Household refrigerator temperatures should be maintained between 35 and 38 F to keep foods freshest longest and avert the growth of harmful bacteria. Temperatures higher than 40 F do not protect foods from spoiling, even though they may look, taste and smell fresh and safe for consumption, as pathogenic bacteria is frequently undetectable. If your refrigerator loses electricity due to a power outage or is mistakenly unplugged, foods that have been stored at higher than optimum temperatures for two hours or more should be discarded. Reliable refrigerator thermometers can be purchased at home improvement centers or hardware stores.
Best Freezer Temperatures
The best minimum temperature for a freezer, either freestanding models or those that are part of a refrigerator, 0 F. To be safe, the temperature should never exceed 5 F. If the freezer doesn't have a reliable thermostat or thermometer, use a common outdoor thermometer to check it.
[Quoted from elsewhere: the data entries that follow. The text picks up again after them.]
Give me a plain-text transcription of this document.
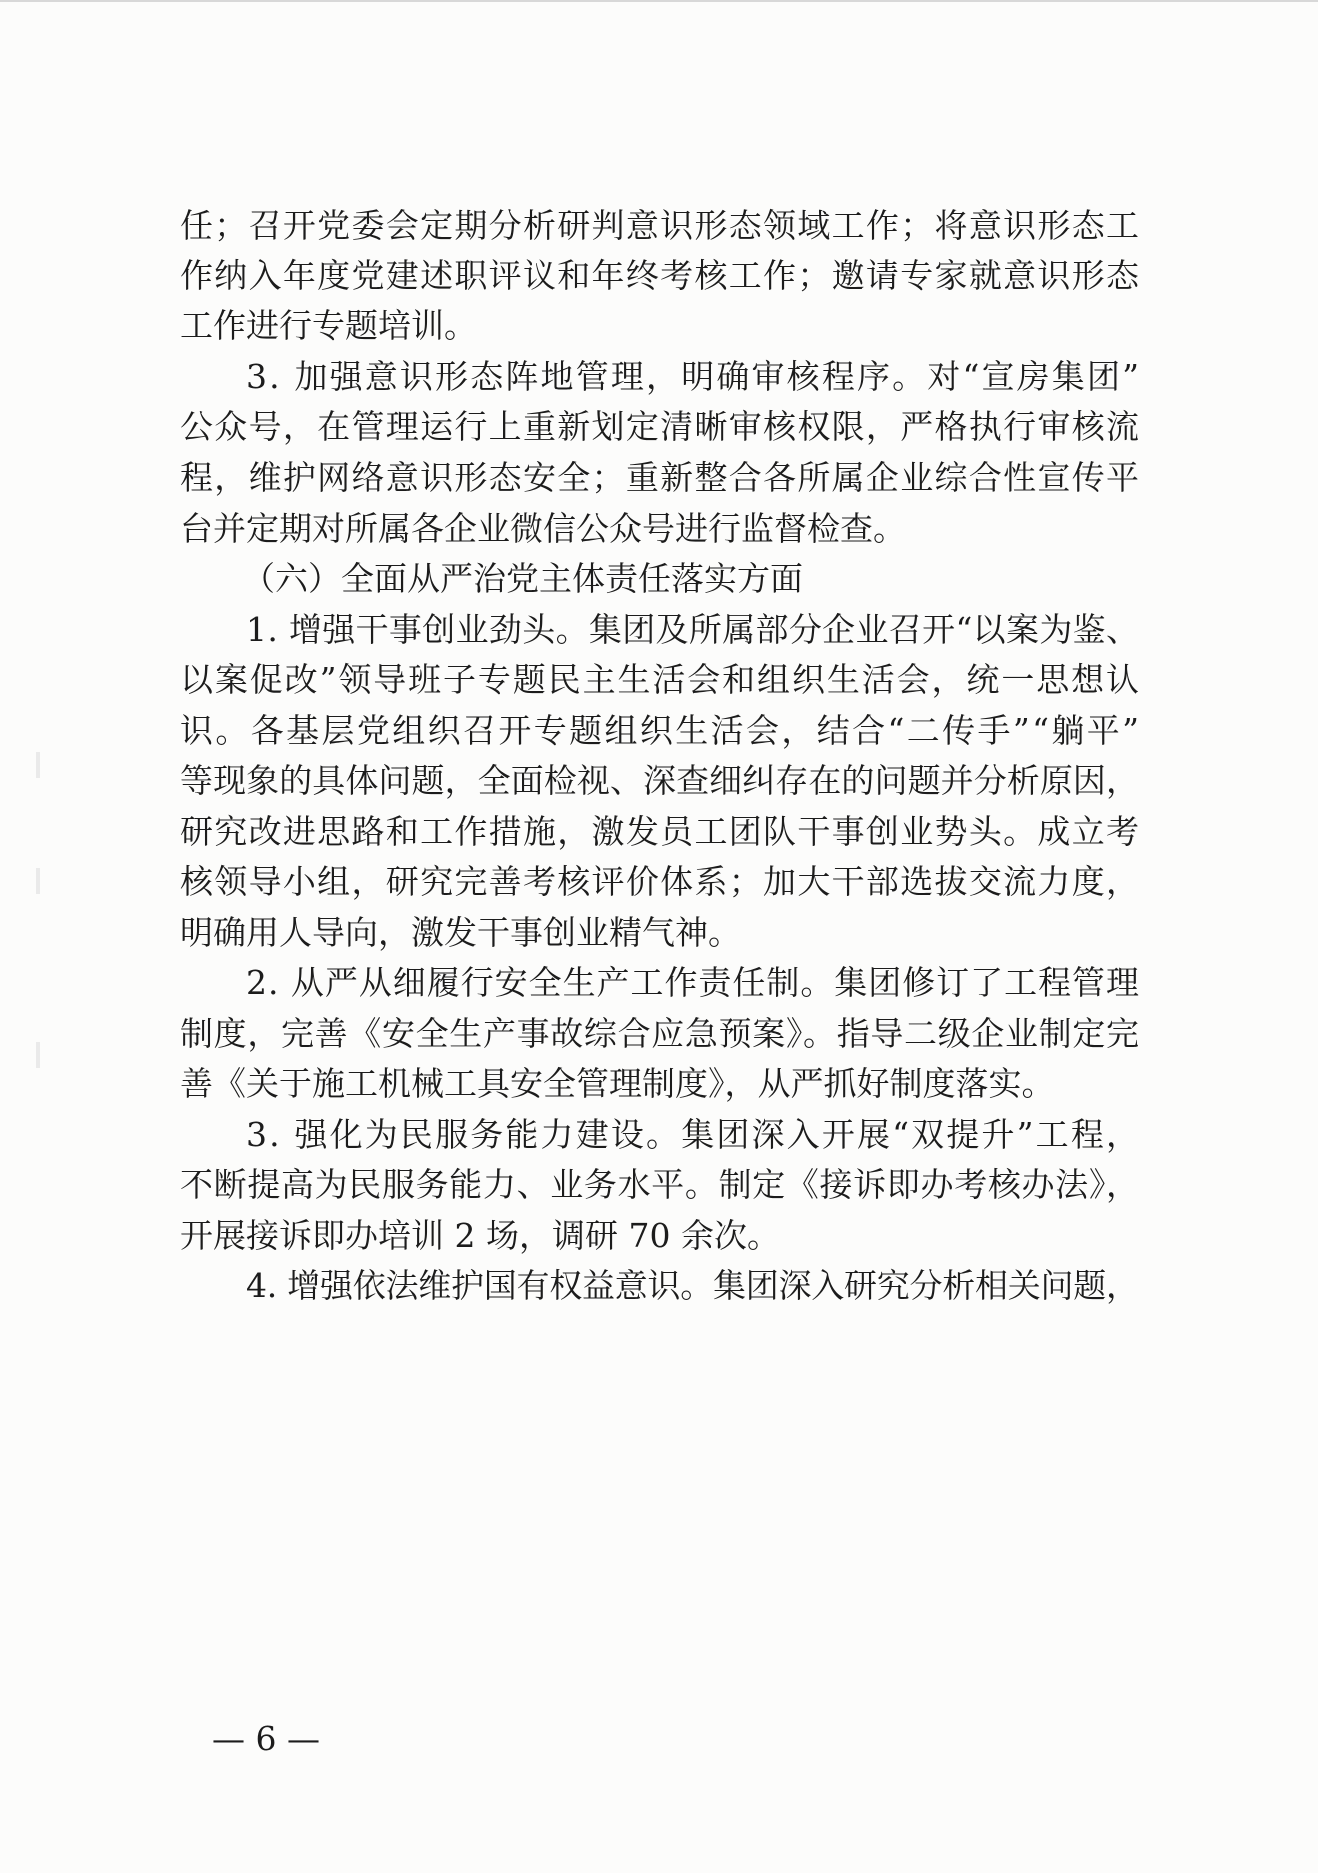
任；召开党委会定期分析研判意识形态领域工作；将意识形态工
作纳入年度党建述职评议和年终考核工作；邀请专家就意识形态
工作进行专题培训。
3. 加强意识形态阵地管理，明确审核程序。对“宣房集团”
公众号，在管理运行上重新划定清晰审核权限，严格执行审核流
程，维护网络意识形态安全；重新整合各所属企业综合性宣传平
台并定期对所属各企业微信公众号进行监督检查。
（六）全面从严治党主体责任落实方面
1. 增强干事创业劲头。集团及所属部分企业召开“以案为鉴、
以案促改”领导班子专题民主生活会和组织生活会，统一思想认
识。各基层党组织召开专题组织生活会，结合“二传手”“躺平”
等现象的具体问题，全面检视、深查细纠存在的问题并分析原因，
研究改进思路和工作措施，激发员工团队干事创业势头。成立考
核领导小组，研究完善考核评价体系；加大干部选拔交流力度，
明确用人导向，激发干事创业精气神。
2. 从严从细履行安全生产工作责任制。集团修订了工程管理
制度，完善《安全生产事故综合应急预案》。指导二级企业制定完
善《关于施工机械工具安全管理制度》，从严抓好制度落实。
3. 强化为民服务能力建设。集团深入开展“双提升”工程，
不断提高为民服务能力、业务水平。制定《接诉即办考核办法》，
开展接诉即办培训 2 场，调研 70 余次。
4. 增强依法维护国有权益意识。集团深入研究分析相关问题，
— 6 —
You can also test the freezer temperature with a carton of ice cream. A freezer that fails to keep ice cream as hard as a brick is not properly operating or not properly set cannot safely store frozen foods for more than a week.
Refrigerator Food Storage Guidelines
Different types of food have varying preservation requirements. Store the most highly perishable goods like meat, milk and dairy products on the lowest shelf of the refrigerator near the back of the appliance, as this is the coldest area. Never store milk in the door of the refrigerator because this is the warmest part. Use crisper or vegetable drawers to store fruits and vegetables. These drawers are designed to preserve these foods at varying levels of humidity and make them last longer. Avoid storing meat in the crisper drawers because they deteriorate faster in atmospheres with fluctuating temperatures. Because cooked foods spoil faster than fresh ones, discard leftovers after four days.
Although the lower temperatures of freezers will preserve foods indefinitely, the quality of frozen foods deteriorates over time. Common frozen food problems include the formation of ice crystals or freezer burn, in which the exterior surfaces of food become discolored or tough. Unless food is vacuum-packed, most of it will suffer from one of these characteristics over time. To deter ice crystal formation and freezer burn, tightly wrap food items in foil or plastic wrap and then place them in plastic freezer bags for double protection. Date freezer storage containers and use their contents as soon as possible for best flavor and texture.